Federal taxes on assets such as cash, stocks, and other valuable items are called estate taxes. In general, your beneficiaries pay estate taxes after they have received their inheritance. They are due within nine months of your dying.

If a large portion of your estate isn’t in cash, this could be a problem. This could mean you have to sell stocks or a house where you want to leave an heir.

There are some preventative steps you can take to avoid estate taxes. Talk to a tax professional to discuss your situation and determine the best estate tax planning strategies.

  1. Avoid Probate

Probate refers to the legal process by which your will is confirmed through the courts. Probate can be expensive, slow, and very public, as all probate cases are public records. A probate judge could make decisions you don’t agree with, even if your estate plan doesn’t include them.

You can stop your estate from going through probate. You can lower the probability of probate by writing and maintaining a Will, designating an executor for your estate, and setting up a trustee to manage assets within a trust.

Talk to your attorney about probate laws and create a plan for protecting your loved ones from public court proceedings.

  1. Preparation for long-term care

Talk to your financial advisor about how you can prepare for long-term care. Long-term care insurance is a type that protects your assets and helps you pay for the care.

Discuss your options with your doctor and create several plans in the event of a health emergency.

  1. Take into account the Income concerning a Decedent (IRD).

Federal Estate Tax is one of many taxes you should be aware of. Income in Respect of Decedent is a lesser-known tax that affects people who inherit certain kinds of money. If you die with Income that has not been taxed, your estate and your beneficiaries will be responsible for income taxes.

These are examples of IRD-taxable Income:

  • Bond income from savings
  • Individual retirement account payouts
  • Sales commissions
  • You would have earned other types of Income if you had lived

Talk to your tax professional to ensure a comprehensive estate plan that addresses all tax situations.
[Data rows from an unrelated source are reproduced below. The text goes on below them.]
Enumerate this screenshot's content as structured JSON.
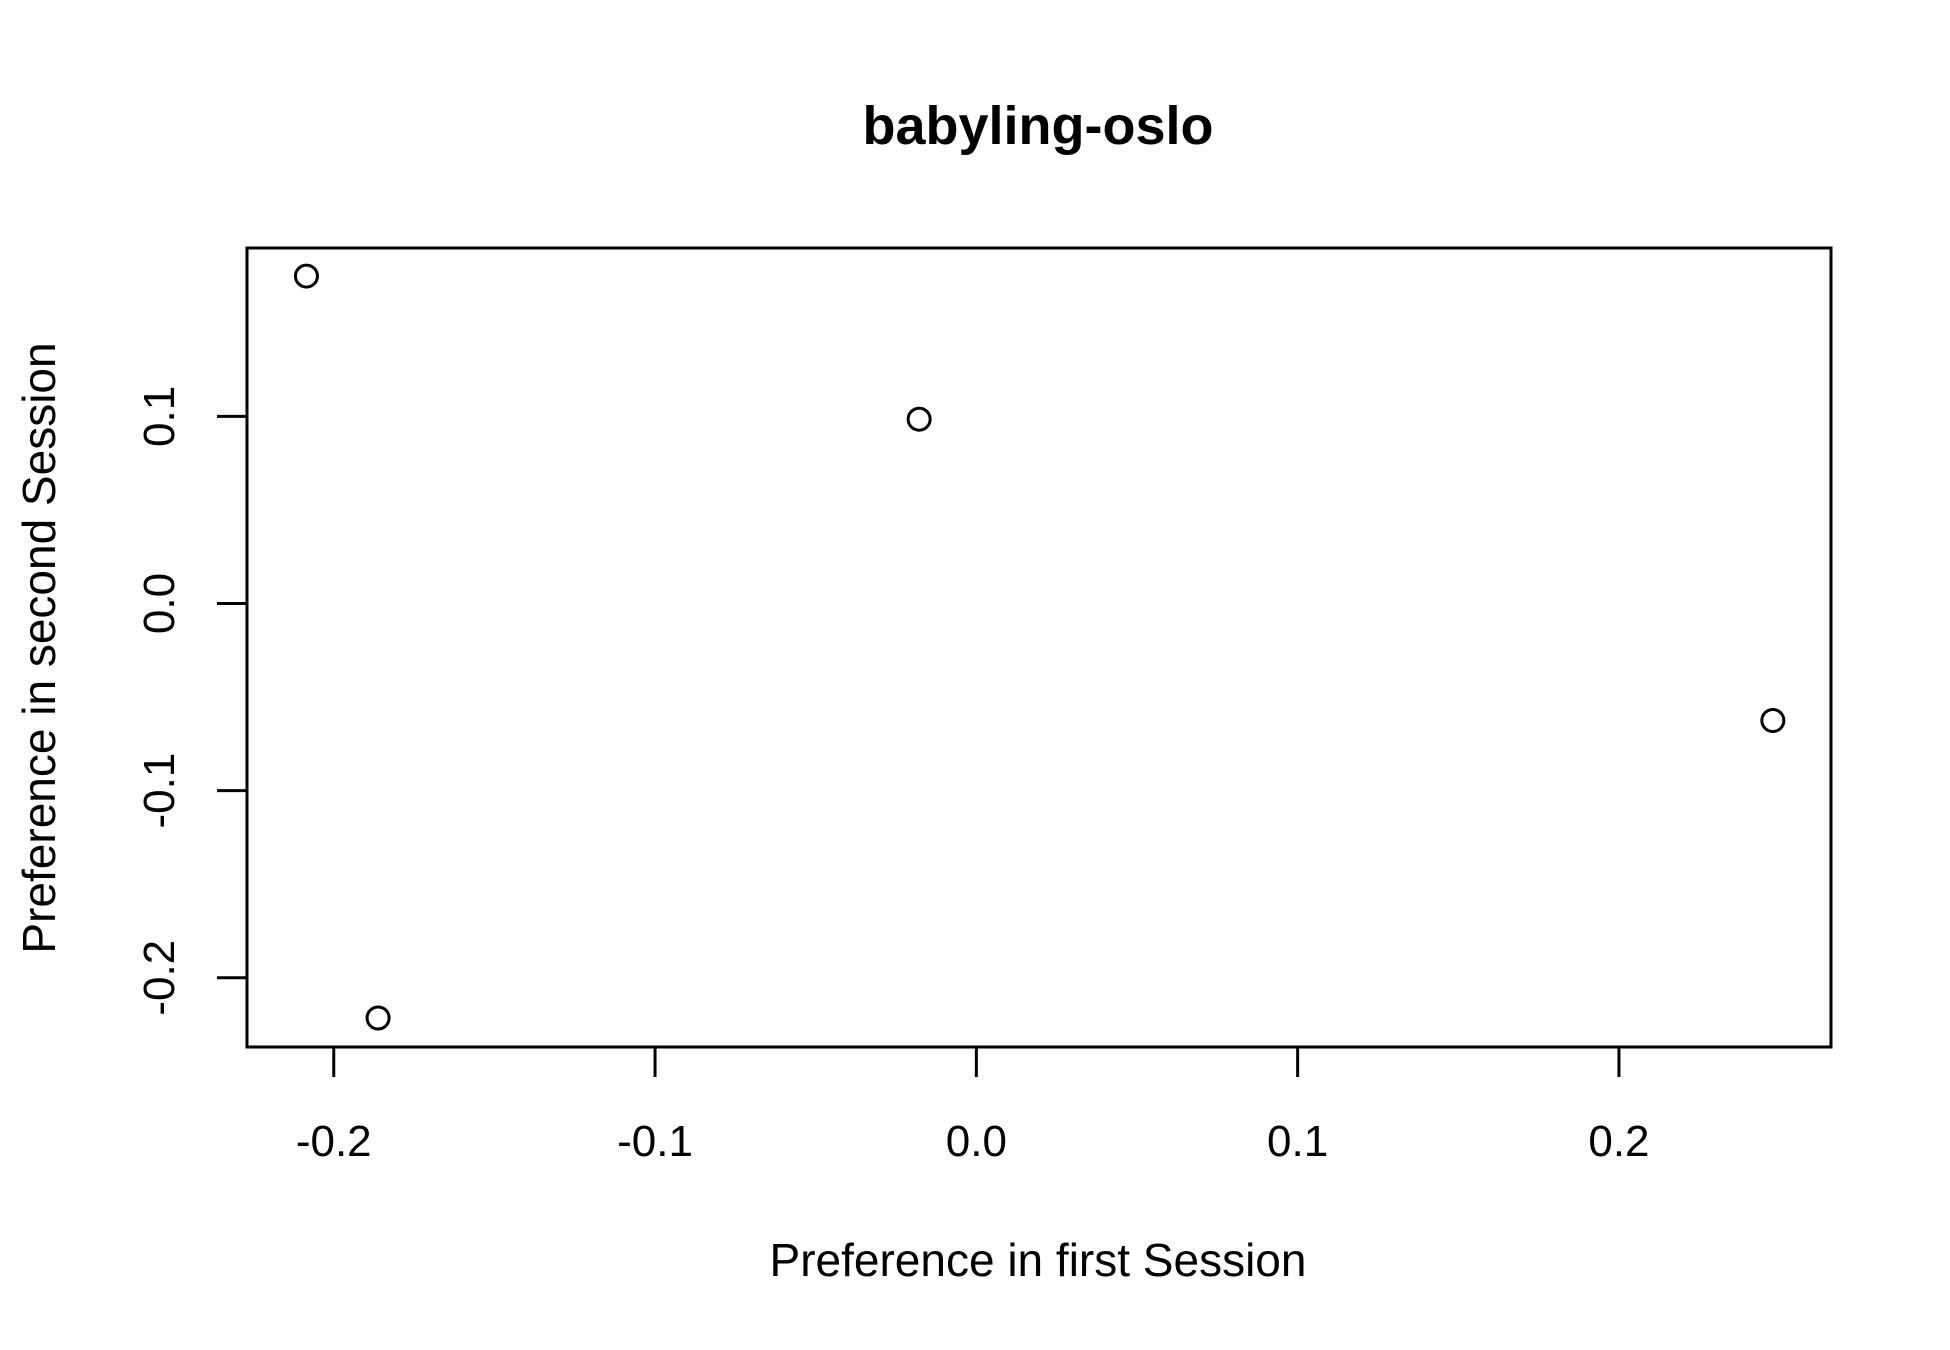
{
  "chart_data": {
    "type": "scatter",
    "title": "babyling-oslo",
    "xlabel": "Preference in first Session",
    "ylabel": "Preference in second Session",
    "xlim": [
      -0.227,
      0.266
    ],
    "ylim": [
      -0.237,
      0.19
    ],
    "x_ticks": [
      -0.2,
      -0.1,
      0.0,
      0.1,
      0.2
    ],
    "x_tick_labels": [
      "-0.2",
      "-0.1",
      "0.0",
      "0.1",
      "0.2"
    ],
    "y_ticks": [
      -0.2,
      -0.1,
      0.0,
      0.1
    ],
    "y_tick_labels": [
      "-0.2",
      "-0.1",
      "0.0",
      "0.1"
    ],
    "grid": false,
    "marker": "open-circle",
    "colors": {
      "point": "#000000",
      "axes": "#000000",
      "background": "#ffffff"
    },
    "x": [
      -0.2085,
      -0.1862,
      -0.0178,
      0.2479
    ],
    "y": [
      0.175,
      -0.2215,
      0.0985,
      -0.0625
    ]
  }
}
  1. Keep your beneficiaries current.

You will have the chance to name your beneficiaries during the estate planning and will preparation process. You need to be aware of major loopholes. Any money in accounts with named beneficiaries will be paid to these individuals, regardless of what your estate plan states.

These accounts can include, but are not limited to:

  • Retirement plans (401ks, IRAs)
  • Policies for life insurance
  • Bank accounts
  • Transfer-on-death and payable-on-death accounts

To avoid conflicts, ensure that your beneficiary designations are aligned with the estate plan.
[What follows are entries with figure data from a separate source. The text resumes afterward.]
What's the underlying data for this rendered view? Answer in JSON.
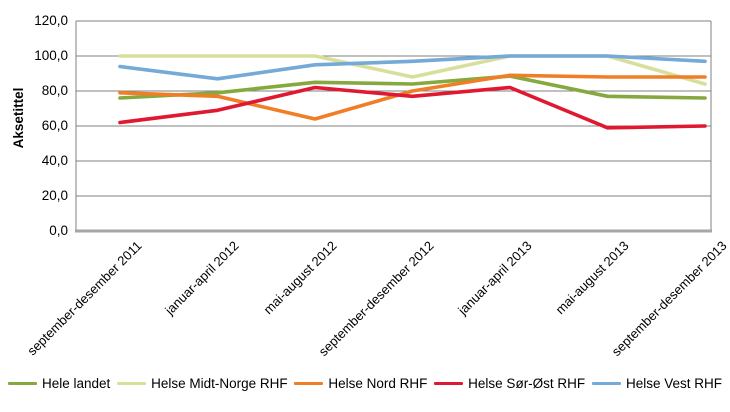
{
  "chart_data": {
    "type": "line",
    "title": "",
    "xlabel": "",
    "ylabel": "Aksetittel",
    "ylim": [
      0,
      120
    ],
    "grid": true,
    "legend_position": "bottom",
    "grid_color": "#808080",
    "axis_color": "#a6a6a6",
    "yticks": [
      "120,0",
      "100,0",
      "80,0",
      "60,0",
      "40,0",
      "20,0",
      "0,0"
    ],
    "ytick_values": [
      120,
      100,
      80,
      60,
      40,
      20,
      0
    ],
    "categories": [
      "september-desember 2011",
      "januar-april 2012",
      "mai-august 2012",
      "september-desember 2012",
      "januar-april 2013",
      "mai-august 2013",
      "september-desember 2013"
    ],
    "series": [
      {
        "name": "Hele landet",
        "color": "#86a93f",
        "values": [
          76,
          79,
          85,
          84,
          88.5,
          77,
          76
        ]
      },
      {
        "name": "Helse Midt-Norge RHF",
        "color": "#d8df9b",
        "values": [
          100,
          100,
          100,
          88,
          100,
          100,
          84
        ]
      },
      {
        "name": "Helse Nord RHF",
        "color": "#f07e27",
        "values": [
          79,
          77,
          64,
          80,
          89,
          88,
          88
        ]
      },
      {
        "name": "Helse Sør-Øst RHF",
        "color": "#e01932",
        "values": [
          62,
          69,
          82,
          77,
          82,
          59,
          60
        ]
      },
      {
        "name": "Helse Vest RHF",
        "color": "#74a9d8",
        "values": [
          94,
          87,
          95,
          97,
          100,
          100,
          97
        ]
      }
    ]
  }
}
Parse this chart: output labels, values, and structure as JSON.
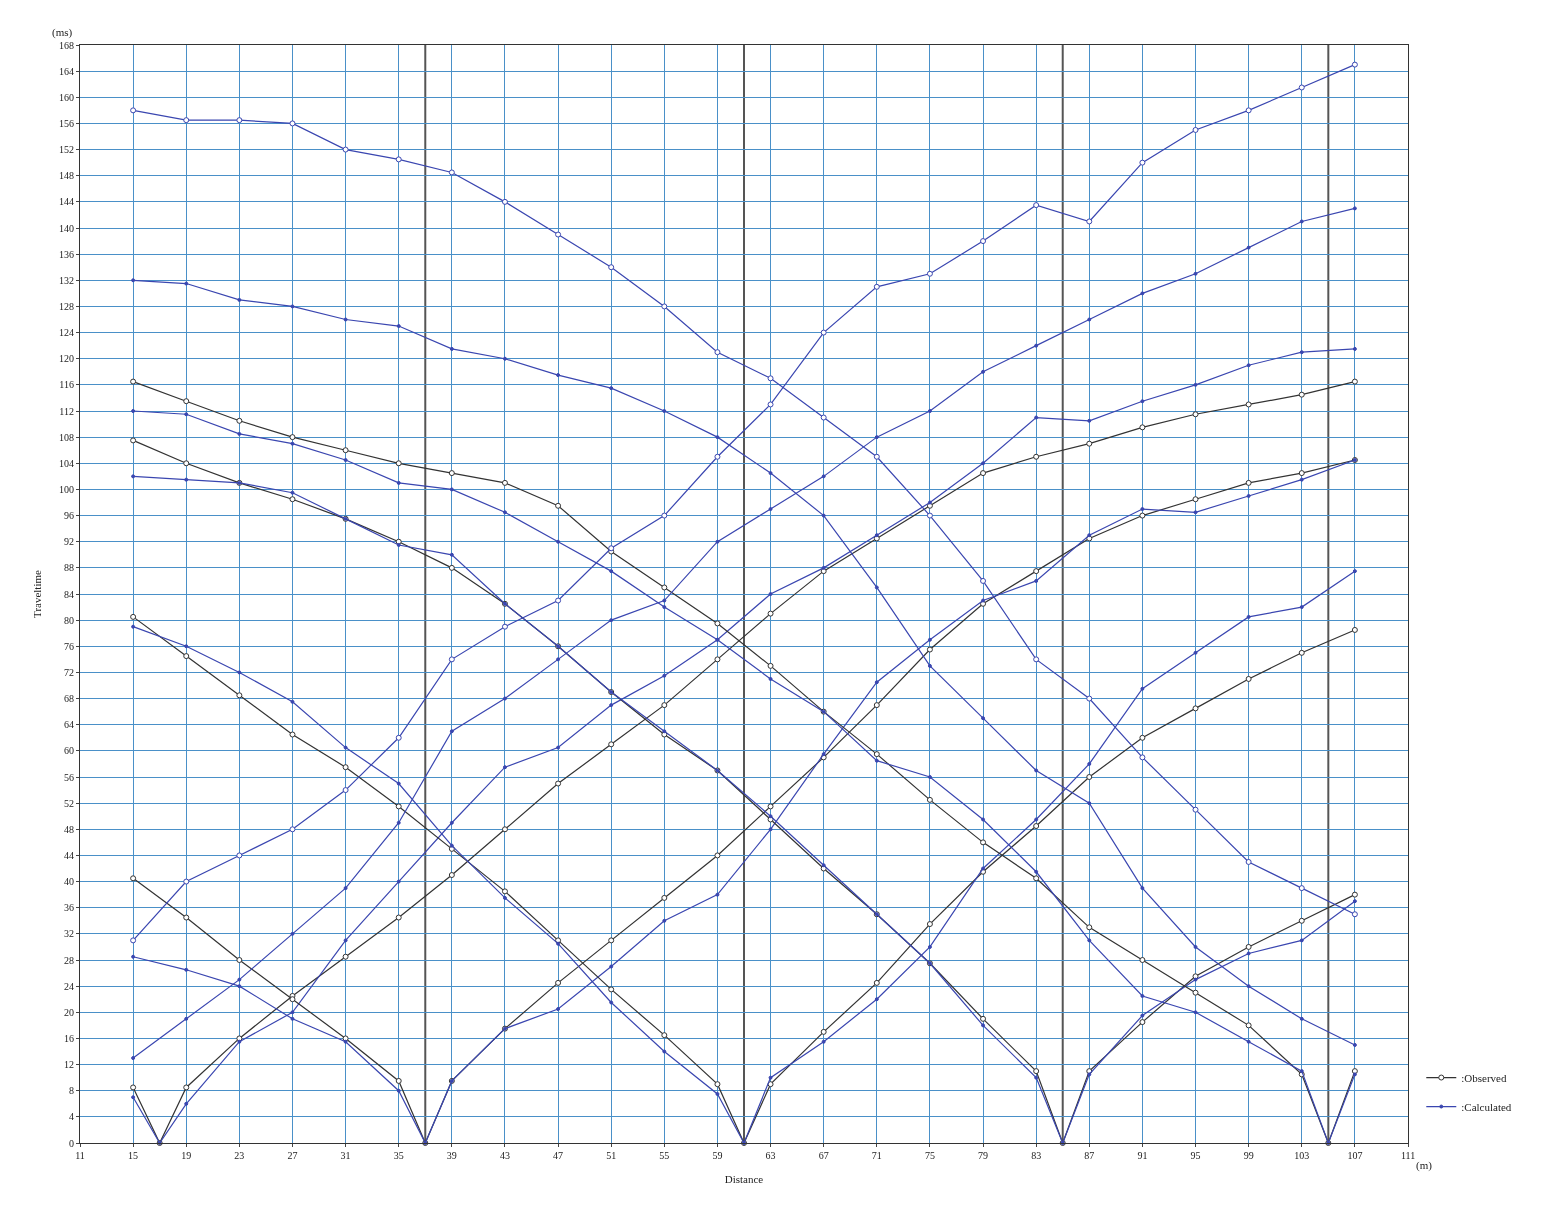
{
  "chart_data": {
    "type": "line",
    "xlabel": "Distance",
    "ylabel": "Traveltime",
    "annotations": [
      "(ms)",
      "(m)"
    ],
    "xlim": [
      11,
      111
    ],
    "xticks": [
      11,
      15,
      19,
      23,
      27,
      31,
      35,
      39,
      43,
      47,
      51,
      55,
      59,
      63,
      67,
      71,
      75,
      79,
      83,
      87,
      91,
      95,
      99,
      103,
      107,
      111
    ],
    "ylim": [
      0,
      168
    ],
    "yticks": [
      0,
      4,
      8,
      12,
      16,
      20,
      24,
      28,
      32,
      36,
      40,
      44,
      48,
      52,
      56,
      60,
      64,
      68,
      72,
      76,
      80,
      84,
      88,
      92,
      96,
      100,
      104,
      108,
      112,
      116,
      120,
      124,
      128,
      132,
      136,
      140,
      144,
      148,
      152,
      156,
      160,
      164,
      168
    ],
    "grid": true,
    "legend": "bottom right",
    "line_style": "solid",
    "ref_lines": [
      {
        "axis": "x",
        "value": 37,
        "color": "#555555"
      },
      {
        "axis": "x",
        "value": 61,
        "color": "#555555"
      },
      {
        "axis": "x",
        "value": 85,
        "color": "#555555"
      },
      {
        "axis": "x",
        "value": 105,
        "color": "#555555"
      }
    ],
    "series": [
      {
        "name": ":Observed",
        "color": "#333333",
        "marker": "circle",
        "x": [
          15,
          17,
          19,
          23,
          27,
          31,
          35,
          39,
          43,
          47,
          51,
          55,
          59,
          63,
          67,
          71,
          75,
          79,
          83,
          87,
          91,
          95,
          99,
          103,
          107
        ],
        "values": [
          8.5,
          0,
          8.5,
          16,
          22.5,
          28.5,
          34.5,
          41,
          48,
          55,
          61,
          67,
          74,
          81,
          87.5,
          92.5,
          97.5,
          102.5,
          105,
          107,
          109.5,
          111.5,
          113,
          114.5,
          116.5
        ]
      },
      {
        "name": ":Calculated",
        "color": "#3a46b0",
        "marker": "circle",
        "x": [
          15,
          17,
          19,
          23,
          27,
          31,
          35,
          39,
          43,
          47,
          51,
          55,
          59,
          63,
          67,
          71,
          75,
          79,
          83,
          87,
          91,
          95,
          99,
          103,
          107
        ],
        "values": [
          7,
          0,
          6,
          15.5,
          20,
          31,
          40,
          49,
          57.5,
          60.5,
          67,
          71.5,
          77,
          84,
          88,
          93,
          98,
          104,
          111,
          110.5,
          113.5,
          116,
          119,
          121,
          121.5
        ]
      },
      {
        "color": "#333333",
        "marker": "circle",
        "x": [
          15,
          19,
          23,
          27,
          31,
          35,
          37,
          39,
          43,
          47,
          51,
          55,
          59,
          63,
          67,
          71,
          75,
          79,
          83,
          87,
          91,
          95,
          99,
          103,
          107
        ],
        "values": [
          40.5,
          34.5,
          28,
          22,
          16,
          9.5,
          0,
          9.5,
          17.5,
          24.5,
          31,
          37.5,
          44,
          51.5,
          59,
          67,
          75.5,
          82.5,
          87.5,
          92.5,
          96,
          98.5,
          101,
          102.5,
          104.5
        ]
      },
      {
        "color": "#3a46b0",
        "marker": "circle",
        "x": [
          15,
          19,
          23,
          27,
          31,
          35,
          37,
          39,
          43,
          47,
          51,
          55,
          59,
          63,
          67,
          71,
          75,
          79,
          83,
          87,
          91,
          95,
          99,
          103,
          107
        ],
        "values": [
          28.5,
          26.5,
          24,
          19,
          15.5,
          8,
          0,
          9.5,
          17.5,
          20.5,
          27,
          34,
          38,
          48,
          59.5,
          70.5,
          77,
          83,
          86,
          93,
          97,
          96.5,
          99,
          101.5,
          104.5
        ]
      },
      {
        "color": "#333333",
        "marker": "circle",
        "x": [
          15,
          19,
          23,
          27,
          31,
          35,
          39,
          43,
          47,
          51,
          55,
          59,
          61,
          63,
          67,
          71,
          75,
          79,
          83,
          87,
          91,
          95,
          99,
          103,
          107
        ],
        "values": [
          80.5,
          74.5,
          68.5,
          62.5,
          57.5,
          51.5,
          45,
          38.5,
          31,
          23.5,
          16.5,
          9,
          0,
          9,
          17,
          24.5,
          33.5,
          41.5,
          48.5,
          56,
          62,
          66.5,
          71,
          75,
          78.5
        ]
      },
      {
        "color": "#3a46b0",
        "marker": "circle",
        "x": [
          15,
          19,
          23,
          27,
          31,
          35,
          39,
          43,
          47,
          51,
          55,
          59,
          61,
          63,
          67,
          71,
          75,
          79,
          83,
          87,
          91,
          95,
          99,
          103,
          107
        ],
        "values": [
          79,
          76,
          72,
          67.5,
          60.5,
          55,
          45.5,
          37.5,
          30.5,
          21.5,
          14,
          7.5,
          0,
          10,
          15.5,
          22,
          30,
          42,
          49.5,
          58,
          69.5,
          75,
          80.5,
          82,
          87.5
        ]
      },
      {
        "color": "#333333",
        "marker": "circle",
        "x": [
          15,
          19,
          23,
          27,
          31,
          35,
          39,
          43,
          47,
          51,
          55,
          59,
          63,
          67,
          71,
          75,
          79,
          83,
          85,
          87,
          91,
          95,
          99,
          103,
          107
        ],
        "values": [
          107.5,
          104,
          101,
          98.5,
          95.5,
          92,
          88,
          82.5,
          76,
          69,
          62.5,
          57,
          49.5,
          42,
          35,
          27.5,
          19,
          11,
          0,
          11,
          18.5,
          25.5,
          30,
          34,
          38
        ]
      },
      {
        "color": "#3a46b0",
        "marker": "circle",
        "x": [
          15,
          19,
          23,
          27,
          31,
          35,
          39,
          43,
          47,
          51,
          55,
          59,
          63,
          67,
          71,
          75,
          79,
          83,
          85,
          87,
          91,
          95,
          99,
          103,
          107
        ],
        "values": [
          102,
          101.5,
          101,
          99.5,
          95.5,
          91.5,
          90,
          82.5,
          76,
          69,
          63,
          57,
          50,
          42.5,
          35,
          27.5,
          18,
          10,
          0,
          10.5,
          19.5,
          25,
          29,
          31,
          37
        ]
      },
      {
        "color": "#333333",
        "marker": "circle",
        "x": [
          15,
          19,
          23,
          27,
          31,
          35,
          39,
          43,
          47,
          51,
          55,
          59,
          63,
          67,
          71,
          75,
          79,
          83,
          87,
          91,
          95,
          99,
          103,
          105,
          107
        ],
        "values": [
          116.5,
          113.5,
          110.5,
          108,
          106,
          104,
          102.5,
          101,
          97.5,
          90.5,
          85,
          79.5,
          73,
          66,
          59.5,
          52.5,
          46,
          40.5,
          33,
          28,
          23,
          18,
          10.5,
          0,
          11
        ]
      },
      {
        "color": "#3a46b0",
        "marker": "circle",
        "x": [
          15,
          19,
          23,
          27,
          31,
          35,
          39,
          43,
          47,
          51,
          55,
          59,
          63,
          67,
          71,
          75,
          79,
          83,
          87,
          91,
          95,
          99,
          103,
          105,
          107
        ],
        "values": [
          112,
          111.5,
          108.5,
          107,
          104.5,
          101,
          100,
          96.5,
          92,
          87.5,
          82,
          77,
          71,
          66,
          58.5,
          56,
          49.5,
          41.5,
          31,
          22.5,
          20,
          15.5,
          11,
          0,
          10.5
        ]
      },
      {
        "color": "#3a46b0",
        "marker": "circle",
        "x": [
          15,
          19,
          23,
          27,
          31,
          35,
          39,
          43,
          47,
          51,
          55,
          59,
          63,
          67,
          71,
          75,
          79,
          83,
          87,
          91,
          95,
          99,
          103,
          107
        ],
        "values": [
          31,
          40,
          44,
          48,
          54,
          62,
          74,
          79,
          83,
          91,
          96,
          105,
          113,
          124,
          131,
          133,
          138,
          143.5,
          141,
          150,
          155,
          158,
          161.5,
          165
        ]
      },
      {
        "color": "#3a46b0",
        "marker": "circle",
        "x": [
          15,
          19,
          23,
          27,
          31,
          35,
          39,
          43,
          47,
          51,
          55,
          59,
          63,
          67,
          71,
          75,
          79,
          83,
          87,
          91,
          95,
          99,
          103,
          107
        ],
        "values": [
          13,
          19,
          25,
          32,
          39,
          49,
          63,
          68,
          74,
          80,
          83,
          92,
          97,
          102,
          108,
          112,
          118,
          122,
          126,
          130,
          133,
          137,
          141,
          143
        ]
      },
      {
        "color": "#3a46b0",
        "marker": "circle",
        "x": [
          15,
          19,
          23,
          27,
          31,
          35,
          39,
          43,
          47,
          51,
          55,
          59,
          63,
          67,
          71,
          75,
          79,
          83,
          87,
          91,
          95,
          99,
          103,
          107
        ],
        "values": [
          158,
          156.5,
          156.5,
          156,
          152,
          150.5,
          148.5,
          144,
          139,
          134,
          128,
          121,
          117,
          111,
          105,
          96,
          86,
          74,
          68,
          59,
          51,
          43,
          39,
          35
        ]
      },
      {
        "color": "#3a46b0",
        "marker": "circle",
        "x": [
          15,
          19,
          23,
          27,
          31,
          35,
          39,
          43,
          47,
          51,
          55,
          59,
          63,
          67,
          71,
          75,
          79,
          83,
          87,
          91,
          95,
          99,
          103,
          107
        ],
        "values": [
          132,
          131.5,
          129,
          128,
          126,
          125,
          121.5,
          120,
          117.5,
          115.5,
          112,
          108,
          102.5,
          96,
          85,
          73,
          65,
          57,
          52,
          39,
          30,
          24,
          19,
          15
        ]
      }
    ]
  }
}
  1. Digital assets are important!

You’ve probably thought about your money and physical possessions during estate planning. But remember your digital assets.

You likely have important documents and photos stored in social media accounts or digital file storage services. Your accounts may also be password protected and inaccessible to others.

Service providers often won’t reveal the passwords of a deceased person, and few laws can help. Designating a “digital fiduciary” in your estate plan will help to reduce the chance of loved ones losing access to precious memories and important documents.

This person will be granted access to digital information, including passwords and login names. You can also consult an attorney to close your online presence if you wish.

An estate planning checklist removes the stress of planning for your end of life.

It can be overwhelming and stressful to plan for your end of life. When you stop and think about it, your will helps to protect your loved ones financially, mentally, and emotionally.

Instead of putting off estate planning, you can use the checklist below to plan for each step. To make the process easier, we’ve combined our ten tips in an easy-to-follow format.